Yes, it's official! We are finally expecting our very 1st kid! After 4 long and difficult years of trying we can now experience the joy of having our own child. I am now 10 weeks along (give or take a few days) and my expected due date will be the end of July 2011 (you didn't think I'd really give you all the details did you?)! We are so excited and so blessed to finally be experiencing this little miracle in our lives.
So far I haven't been too sick, only thrown up a couple of times but food in general is not very appetizing to me!! The only few things I have been enjoying are ruffles and cheese and crackers and lots and lots of water! I'm grateful to feel slightly sick all the time, while it's not ideal, I think I'd be worrying too much otherwise! The last couple days I've started getting my appetite back and have noticed a slight bump where there was none before! (I know it's mostly due to the amount of water I'm drinking and food I'm stuffing in, but I still like it and rub it!)
Next July can not come soon enough for us! I CAN'T wait to finally hold my baby in my arms and never let go!
Here's what I never want to hear from ANYONE:
"Enjoy it now" - seriously like when I talk about sleeping all the time, people say enjoy it now...I've enjoyed it long enough, I'm ready for sleepless nights with a crazy baby!

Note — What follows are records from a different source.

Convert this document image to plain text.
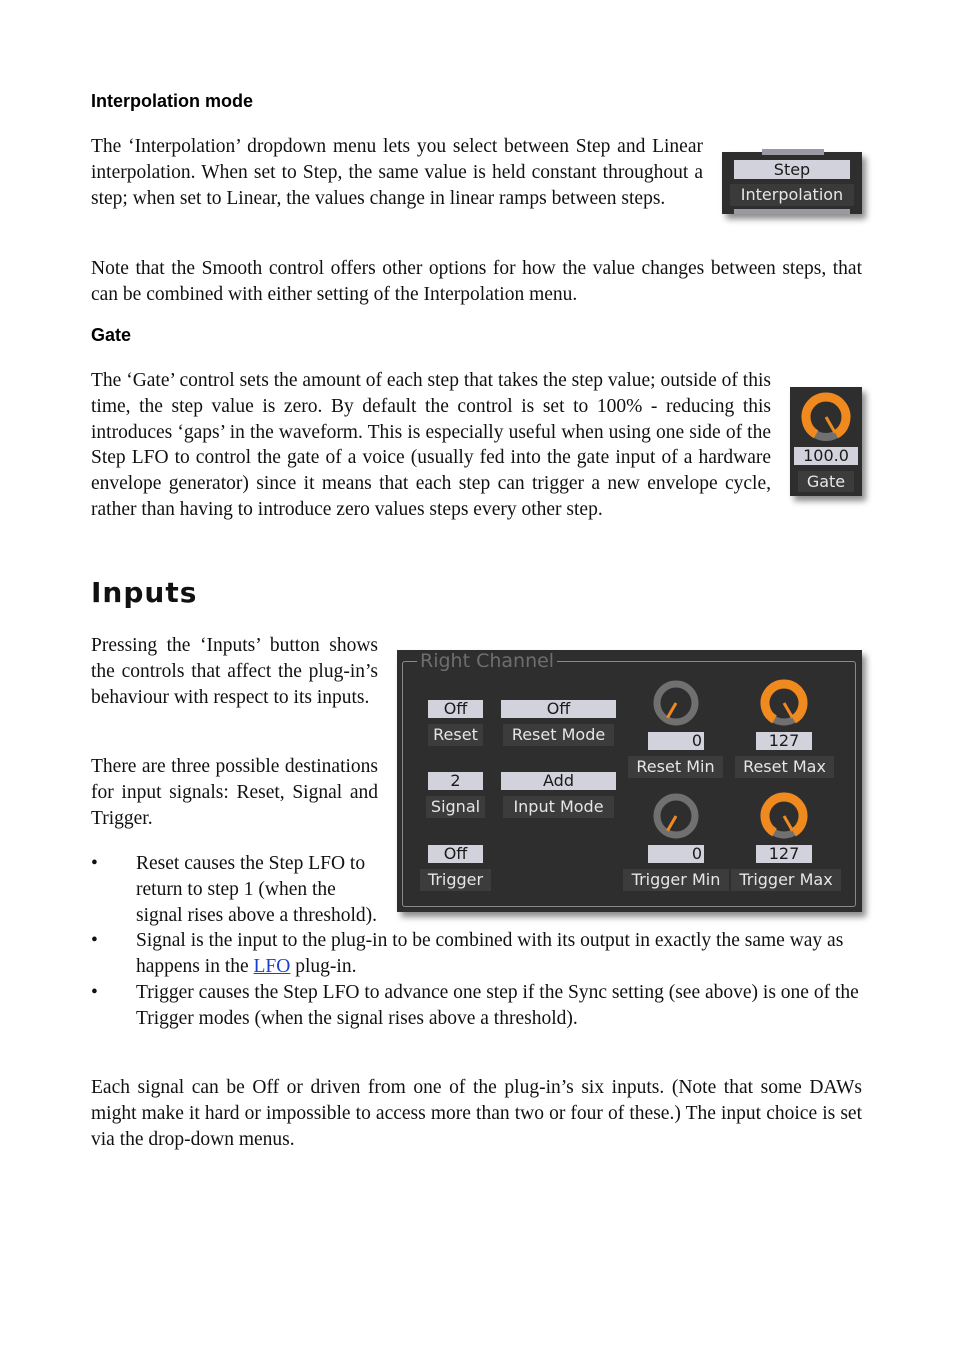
Interpolation mode

The ‘Interpolation’ dropdown menu lets you select between Step and Linear interpolation. When set to Step, the same value is held constant throughout a step; when set to Linear, the values change in linear ramps between steps.

Step
Interpolation

Note that the Smooth control offers other options for how the value changes between steps, that can be combined with either setting of the Interpolation menu.

Gate

The ‘Gate’ control sets the amount of each step that takes the step value; outside of this time, the step value is zero. By default the control is set to 100% - reducing this introduces ‘gaps’ in the waveform. This is especially useful when using one side of the Step LFO to control the gate of a voice (usually fed into the gate input of a hardware envelope generator) since it means that each step can trigger a new envelope cycle, rather than having to introduce zero values steps every other step.

100.0
Gate
Inputs

Pressing the ‘Inputs’ button shows the controls that affect the plug-in’s behaviour with respect to its inputs.

There are three possible destinations for input signals: Reset, Signal and Trigger.

• Reset causes the Step LFO to return to step 1 (when the signal rises above a threshold).
• Signal is the input to the plug-in to be combined with its output in exactly the same way as happens in the LFO plug-in.
• Trigger causes the Step LFO to advance one step if the Sync setting (see above) is one of the Trigger modes (when the signal rises above a threshold).

Each signal can be Off or driven from one of the plug-in’s six inputs. (Note that some DAWs might make it hard or impossible to access more than two or four of these.) The input choice is set via the drop-down menus.

Right Channel
Off
Reset
Off
Reset Mode
2
Signal
Add
Input Mode
Off
Trigger
0
Reset Min
127
Reset Max
0
Trigger Min
127
Trigger Max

"bla bla bla mucus plug bla bla blah" - I DON'T want to hear about all the nasty birthing stories, and about all the things that can go wrong! I already worry enough as it is and I will enjoy every second of this - don't bring me down with your nasty stories!! (thank you in advance!) If you feel like I need to really know something, email me, don't tell me in the hall at church or at my baby shower!!
"you look so good" - ha ha I just thought I'd throw that in there, please don't lie to my face and tell me I look good even if I don't - I'm again totally looking forward to gaining 25 pounds in order to sustain this little life in me! I'm not usually self conscious (I realize hormones do crazy things) and I don't plan on being a fatty, but if that's what baby requires, then baby will get.
I'm already completely in love with Baby Hacker and Rob and I couldn't be happier! This definitely happened at the right time in our lives and I've always tried to stay positive and know that things would all work out!
Thank you for all your prayers and thoughts on our behalf, I know I've been a freak of nature in the Mormon world, but now I can officially join the ranks and talk baby non-stop! (JK, please slap me in the face if I ever act like that!)